On the other hand, the definition of "forgery," the ostensible focus of the volume, is extremely broad, which leads to a great deal of slippage among the words "forgery," "fake," "imitation," and "fabrication," which tend to be used interchangeably though they carry markedly different connotations (x). In some cases (Hegardt and Radnóti), the word "forgery" seems particularly inappropriate to the subject at hand (museum installations). It would have been helpful to provide a general theoretical conclusion that might more explicitly have made the claim that "forgery" can be a productive process. Similarly, the term "medieval" receives no definition, despite the fact that examples from "the past" run the gamut from classical Greece to the nineteenth century. Is there a difference between forging seventh-century objects for exhibition at the Burlington Fine Arts Club and incorporating eighteenth-century buildings into Skansen? Without critically responding to this question the third section of the book, where a variety of objects from various eras are collected and "repurposed" for modern needs, seems to suggest that all appropriations of the past are the same.

Essays in this volume provide valuable insights into the reasons for which scholars, artists, and museum curators have created modern documents and objects masquerading as "medieval" or authenticated them as such. Yet the project as a whole would have benefited from more overarching theoretical engagement with the concept of medievalism, a field critically engaged with precisely such issues of imagination, authenticity, authority, primitivism, and presentism. Defining the word "medievalism" only as "those ideas and manifestations that in one way or another attempted to conjure up the pre-modern world of Europe" provides similar organizational flexibility to the broad definition of "forgery" adopted in this volume, but it also neglects one of the major theoretical aspects associated with the field of medievalism, namely that "present" concerns impact all scholars working on the Middle Ages whether they be professionals or amateurs, their works academic or fictitious. Such ideas have been discussed by scholars such as Leslie Workman and Richard Utz in articles for years, but have been more formally codified in recent books published after the present volume was already in press. [3] One of the most interesting implicit conclusions that can be drawn from Manufacturing a Past for the Present: Forgery and Authenticity in Medievalists Texts and Objects in Nineteenth-Century Europe is precisely the argument made by these theoreticians of medievalism: one generation's "scholarship" often becomes the next generation's "medievalism."

--------

Notes:

1. Kathleen Davis and Nadia Altschul (eds.), Medievalisms in the Postcolonial World: The Idea of "the Middle Ages" Outside Europe (Baltimore: Johns Hopkins Press, 2009); Angela Weisl (The Persistence of Medievalism (New York: Palgrave MacMillan, 2003).

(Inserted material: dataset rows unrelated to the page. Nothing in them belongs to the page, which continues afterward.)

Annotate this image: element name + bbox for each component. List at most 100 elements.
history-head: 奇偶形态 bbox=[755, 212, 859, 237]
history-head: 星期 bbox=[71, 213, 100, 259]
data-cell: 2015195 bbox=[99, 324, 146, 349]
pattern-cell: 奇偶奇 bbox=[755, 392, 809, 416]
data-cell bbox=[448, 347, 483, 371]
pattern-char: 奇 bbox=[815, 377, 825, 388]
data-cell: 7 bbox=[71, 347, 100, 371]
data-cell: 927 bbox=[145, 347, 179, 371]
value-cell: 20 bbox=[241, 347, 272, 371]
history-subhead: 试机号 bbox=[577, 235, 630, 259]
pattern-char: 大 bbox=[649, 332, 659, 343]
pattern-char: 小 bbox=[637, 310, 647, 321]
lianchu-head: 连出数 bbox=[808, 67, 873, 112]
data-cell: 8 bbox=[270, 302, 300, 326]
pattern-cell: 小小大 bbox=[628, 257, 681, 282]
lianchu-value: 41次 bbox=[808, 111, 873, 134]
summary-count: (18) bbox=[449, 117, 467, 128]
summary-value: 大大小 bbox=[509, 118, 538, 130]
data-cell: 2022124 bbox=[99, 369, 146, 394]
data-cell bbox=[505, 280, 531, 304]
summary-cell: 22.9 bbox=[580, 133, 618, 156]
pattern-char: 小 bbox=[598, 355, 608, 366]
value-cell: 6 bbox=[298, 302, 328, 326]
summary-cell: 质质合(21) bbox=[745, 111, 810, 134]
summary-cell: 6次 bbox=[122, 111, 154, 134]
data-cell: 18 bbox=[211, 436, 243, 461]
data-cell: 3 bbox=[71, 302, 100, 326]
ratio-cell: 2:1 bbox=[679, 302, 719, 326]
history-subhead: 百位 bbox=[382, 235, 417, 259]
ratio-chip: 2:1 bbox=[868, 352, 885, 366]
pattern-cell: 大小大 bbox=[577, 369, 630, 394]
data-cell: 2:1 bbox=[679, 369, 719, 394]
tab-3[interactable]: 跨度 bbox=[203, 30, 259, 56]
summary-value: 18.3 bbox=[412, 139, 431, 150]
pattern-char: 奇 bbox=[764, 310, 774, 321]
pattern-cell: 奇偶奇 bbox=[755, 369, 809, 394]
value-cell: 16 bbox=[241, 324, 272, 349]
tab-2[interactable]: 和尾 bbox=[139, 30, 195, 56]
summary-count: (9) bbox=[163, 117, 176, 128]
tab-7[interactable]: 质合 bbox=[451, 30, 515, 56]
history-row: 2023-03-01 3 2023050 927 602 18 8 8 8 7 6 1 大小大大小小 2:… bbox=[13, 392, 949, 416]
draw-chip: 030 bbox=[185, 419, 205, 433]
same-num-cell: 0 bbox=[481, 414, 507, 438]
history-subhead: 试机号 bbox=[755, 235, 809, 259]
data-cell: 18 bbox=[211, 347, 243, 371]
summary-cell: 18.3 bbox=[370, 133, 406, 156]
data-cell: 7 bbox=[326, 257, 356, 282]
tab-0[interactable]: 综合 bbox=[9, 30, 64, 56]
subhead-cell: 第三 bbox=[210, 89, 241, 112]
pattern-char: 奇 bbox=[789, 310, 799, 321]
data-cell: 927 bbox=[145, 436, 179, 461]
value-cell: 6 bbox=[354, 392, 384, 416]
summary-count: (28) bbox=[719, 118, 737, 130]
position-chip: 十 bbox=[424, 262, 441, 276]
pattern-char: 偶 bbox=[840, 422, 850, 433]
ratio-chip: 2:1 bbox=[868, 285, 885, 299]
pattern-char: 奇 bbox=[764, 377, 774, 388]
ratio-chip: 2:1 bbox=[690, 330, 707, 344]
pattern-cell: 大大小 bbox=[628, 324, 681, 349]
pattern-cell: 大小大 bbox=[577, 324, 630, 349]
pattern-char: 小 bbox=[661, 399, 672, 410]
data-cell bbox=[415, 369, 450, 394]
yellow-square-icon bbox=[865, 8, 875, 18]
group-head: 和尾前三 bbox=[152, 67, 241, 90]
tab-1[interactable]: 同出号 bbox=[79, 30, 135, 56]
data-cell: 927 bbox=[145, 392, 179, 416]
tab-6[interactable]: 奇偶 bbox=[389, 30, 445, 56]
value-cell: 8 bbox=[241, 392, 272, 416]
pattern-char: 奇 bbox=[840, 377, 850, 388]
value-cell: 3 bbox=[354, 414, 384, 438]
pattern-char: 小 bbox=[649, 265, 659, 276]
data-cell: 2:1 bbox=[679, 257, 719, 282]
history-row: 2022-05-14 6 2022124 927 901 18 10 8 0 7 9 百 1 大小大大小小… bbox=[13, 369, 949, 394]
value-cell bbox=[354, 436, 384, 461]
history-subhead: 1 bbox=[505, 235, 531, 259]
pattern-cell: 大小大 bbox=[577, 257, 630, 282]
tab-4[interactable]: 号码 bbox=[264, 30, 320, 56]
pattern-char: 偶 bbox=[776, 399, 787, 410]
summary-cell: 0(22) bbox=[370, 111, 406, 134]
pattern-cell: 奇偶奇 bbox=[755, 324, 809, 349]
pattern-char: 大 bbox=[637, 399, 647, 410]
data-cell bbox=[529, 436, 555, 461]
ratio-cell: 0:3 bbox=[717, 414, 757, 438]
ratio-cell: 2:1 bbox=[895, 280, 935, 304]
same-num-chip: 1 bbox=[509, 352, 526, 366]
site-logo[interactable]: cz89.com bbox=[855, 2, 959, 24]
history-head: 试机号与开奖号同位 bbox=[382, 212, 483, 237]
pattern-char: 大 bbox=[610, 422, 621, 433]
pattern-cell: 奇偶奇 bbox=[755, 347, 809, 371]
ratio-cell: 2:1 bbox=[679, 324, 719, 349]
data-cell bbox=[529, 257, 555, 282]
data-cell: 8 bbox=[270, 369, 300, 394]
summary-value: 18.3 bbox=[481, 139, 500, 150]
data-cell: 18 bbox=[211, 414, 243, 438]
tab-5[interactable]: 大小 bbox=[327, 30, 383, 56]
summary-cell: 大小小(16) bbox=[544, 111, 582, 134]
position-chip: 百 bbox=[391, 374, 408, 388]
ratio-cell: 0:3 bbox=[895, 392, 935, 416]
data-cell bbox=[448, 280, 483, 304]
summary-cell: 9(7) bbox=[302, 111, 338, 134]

2. Sándor Radnóti, The Fake: Forgery and Its Place in Art (Lanham: Rowman & Littlefield Publishers, 1999).

3. David Matthews, Medievalism: A Critical History (Rochester: D. S. Brewer: 2015); Elizabeth Emery and Richard Utz (eds.), Medievalism: Key Critical Terms (Rochester: D. S. Brewer: 2015); Tison Pugh and Angela Weisl, Medievalisms: Making the Past in the Present (New York: Routledge, 2013).